A pesar de mis cincuenta y tantos, mi madre se empeña en seguir comprándome la ropa. Como mi sentido de la estética no está demasiado desarrollado, no le doy demasiada importancia al hecho de no poder elegir lo que me voy a poner cada día. El problema es que tampoco es su fuerte y con la manía de llevarme conjuntado a veces voy a juego con el tapiz del sillón de la sala, con los cojines, los tapetes o las cortinas. Todo en armonía.

Su gusto hacia mi ropa no está definido.
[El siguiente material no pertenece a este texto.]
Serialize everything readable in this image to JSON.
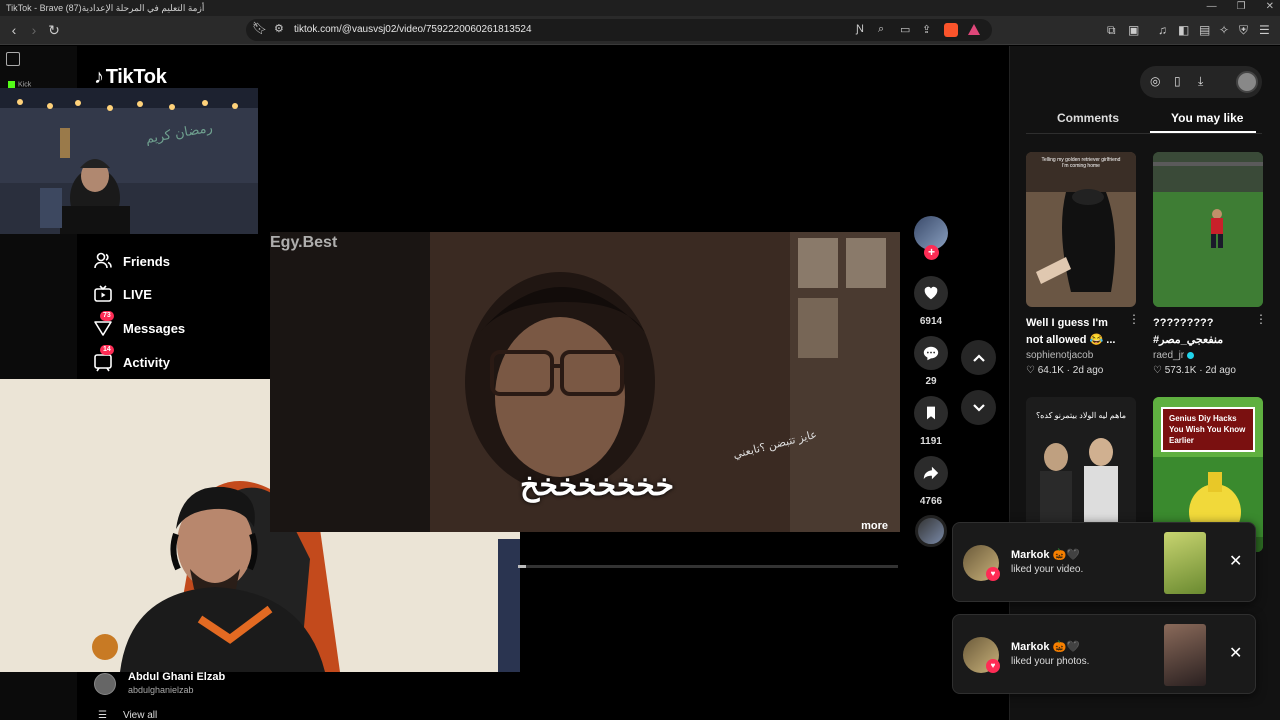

Siente un debate interno que le hace alternar sus compras entre la misma tienda en la que se la compraba a mi padre o innovar y querer convertirme en un “joven” casadero. Cuando le da por estas últimas prendas me siento como si terminara de hacer la ruta del bacalao. A veces incluso llevo el pantalón de la primera época y la camiseta de la segunda…

Lo último fue una mascarilla a juego con un par de camisas, todo ello en una tienda de las modernas con las que de vez en cuando experimenta.

—Es de las que se lavan, así contaminas menos. Además ahora se llevan así, que me he estado fijando en los jóvenes y llevan todos de estas, los que llevan, claro, porque ¡menuda juventud!

—Pero no lleva filtro, habrá que comprarlo aparte. Además no veo cómo demonios se pone esto, yo creo que está mal hecha.

—¡Tú sí que estás mal hecho! Pues mira, ahora mismo te doy la dirección de la tienda y te vas a que te expliquen cómo se pone y de paso compras un filtro. Anda, haz favor… 

Dicho y hecho. Allí me planté, en una tienda a la que de motu propio no habría entrado jamás: ropa de colores eléctricos, plateados, dorados, tejidos crujientes, tules, estampados de leopardo, zapatos con plataformas enormes y música disco a todo volumen. Tras un rato perplejo en la puerta sin animarme a cruzar el umbral, una amable dependienta se me acercó.

—¿Le puedo ayudar?

—Espero que sí, verá: quería que me enseñara a ponerme esto —dije sacando la mascarilla de la bolsa.

—Perdone…no entiendo lo que me está pidiendo…

—Sí, es que mire —dije poniéndome la mascarilla en la cara como había hecho en casa— ¿Lo ve? Queda extrañísima…¡Ah! Y de paso, le agradecería que me vendiera también un filtro, por favor.

—Verá señor —dijo conteniéndose la risa— es que aquí no vendemos filtros… ni mascarillas. Lo que usted lleva en la cabeza es un tanga.